The Orca paradox resolved:

  • Orcas are life

  • The existence of orcas has nothing to do with mankind or the merits/ or lack of merit of humanity

  • Orcas are self-aware

  • Orcas have merit

  • To survive, orcas must eat

  • To survive, orcas must eat meat, they will die eating plants

  • Many orcas eat other self-aware animals

  • The fact that orcas (or lions, or tigers) eat self-aware animals does not deny their merit B

  • Humanity, eating meat up to the time of the bronze age, has as much merit as orcas do today

  • Humanity has as much merit today as orcas do today

  • The fact that people eat meat (or have similar behaviors to other animals such as violence and play) does not reject humanity from the pantheon of life

  • People have merit

 

Supporting the existence of mankind has merit

  • Our environment affects our survival and quality of life

  • The largest element in our surroundings impacting our survival is our society

  • The creation and sustainability of a society capable of providing the needs of their citizens is the most important group endeavor mankind faces

  • Understanding human behavior is at the core of creating such a society

  • Human group and individual behavior derive from a number of factors

 

Behavior is genetically and environmentally influenced

  • Genetic, emotional, inherent, instinctual behavior are different words for the same idea in this thesis

  • Outside, Environmental and cultural influences are different words for the same idea in this part of the thesis

 

Human Behavior and Social Groups

  • Individual (animal),

  • Pack,

  • Tribal, and

  • Civil

 

Individual (Animal) behavior

The lion and the tiger have skeletons that are hard to tell apart.  The lion and tiger can breed and have fertile off-spring.  The lion and tiger can be considered possibly the same species.  However, there are distinct differences between the lion and tiger. 
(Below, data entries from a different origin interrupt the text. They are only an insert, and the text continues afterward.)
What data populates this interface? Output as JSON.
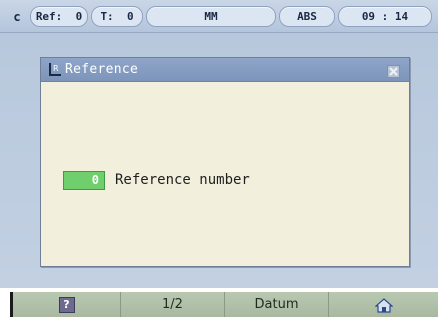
{
  "status_bar": {
    "mode_letter": "c",
    "ref": {
      "label": "Ref:",
      "value": "0"
    },
    "tool": {
      "label": "T:",
      "value": "0"
    },
    "units": "MM",
    "position_mode": "ABS",
    "clock": "09 : 14"
  },
  "dialog": {
    "title": "Reference",
    "icon": "reference-icon",
    "close_icon": "close-icon",
    "field_value": "0",
    "field_label": "Reference number"
  },
  "softkeys": {
    "help_label": "?",
    "page": "1/2",
    "datum": "Datum",
    "home_icon": "home-icon"
  },
  "colors": {
    "status_bar": "#b4c5dc",
    "dialog_title_bar": "#7d95bb",
    "dialog_body": "#f3efdd",
    "input_highlight": "#6fcf6d",
    "softkey_bar": "#a9b9a1"
  }
}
Tigers live in the jungle, and the lack of long site lines inhibit the efficiency of pack hunting, and natural selection would trend towards individual behavior.

Lions live generally on the plane, where group tactics can enhance survival, and they organize in prides, and are somewhat gregarious.

Animals that live alone are predominately predators, which is slightly more energetically more efficient than being a herbivore, and offsets the loss of group efficiency.  A human being living alone would be sore pressed to survive.

 

Humans form groups instinctively

  • Human Genetics creates a suite of impulses that includes a desire for association and status

  • Left alone, these instincts and emotions culminate in basic and beneficial social groups

 

Universal HOPE believes that human group behavior can be modeled in part as follows:

  • Human instinctual behaviors drive people to form groups (pair bonding, infant/parent bonding; loneliness and withering when left apart, etc)

  • In an untrammeled (by other people) environment, that families form packs that are stable seasonally, and even for a number of years, but become unstable and divisive as generations approach adolescence (weening period?)

 

These packs will sort out into a hierarchy which we define as a Pecking Order Group POG).  The POGs are established and maintained by minor violence and coercion

  • The level a member has in the hierarchy is correlated with their survival and breeding rights, the higher the level, the more successful

  • That members within the POG jostle for position, but mainly with others in a similar position.  A young low order individual would not challenge the “top dog”, but would compete aggressively with the next order up, and protect from the next order down

  • That people in today’s societies reflect this historical and inherent behavior as a drive for status:  being attracted to individuals of higher status, joining groups with perceived higher status, bullying individuals of lower status, taking slights from individuals of near status, etc.

 

Other Pack and instinctual behavior is also expressed in the following ways:

  • All the emotions recorded by the poets over the eons, and possibly:

  • Clench: tightening of the jaw when angry, anger is part of hunting,

  • Chase: running away causes anger and pursuit

  • Shake: anger causes one to shake anything in one’s grip (hatchet, rabbit, baby)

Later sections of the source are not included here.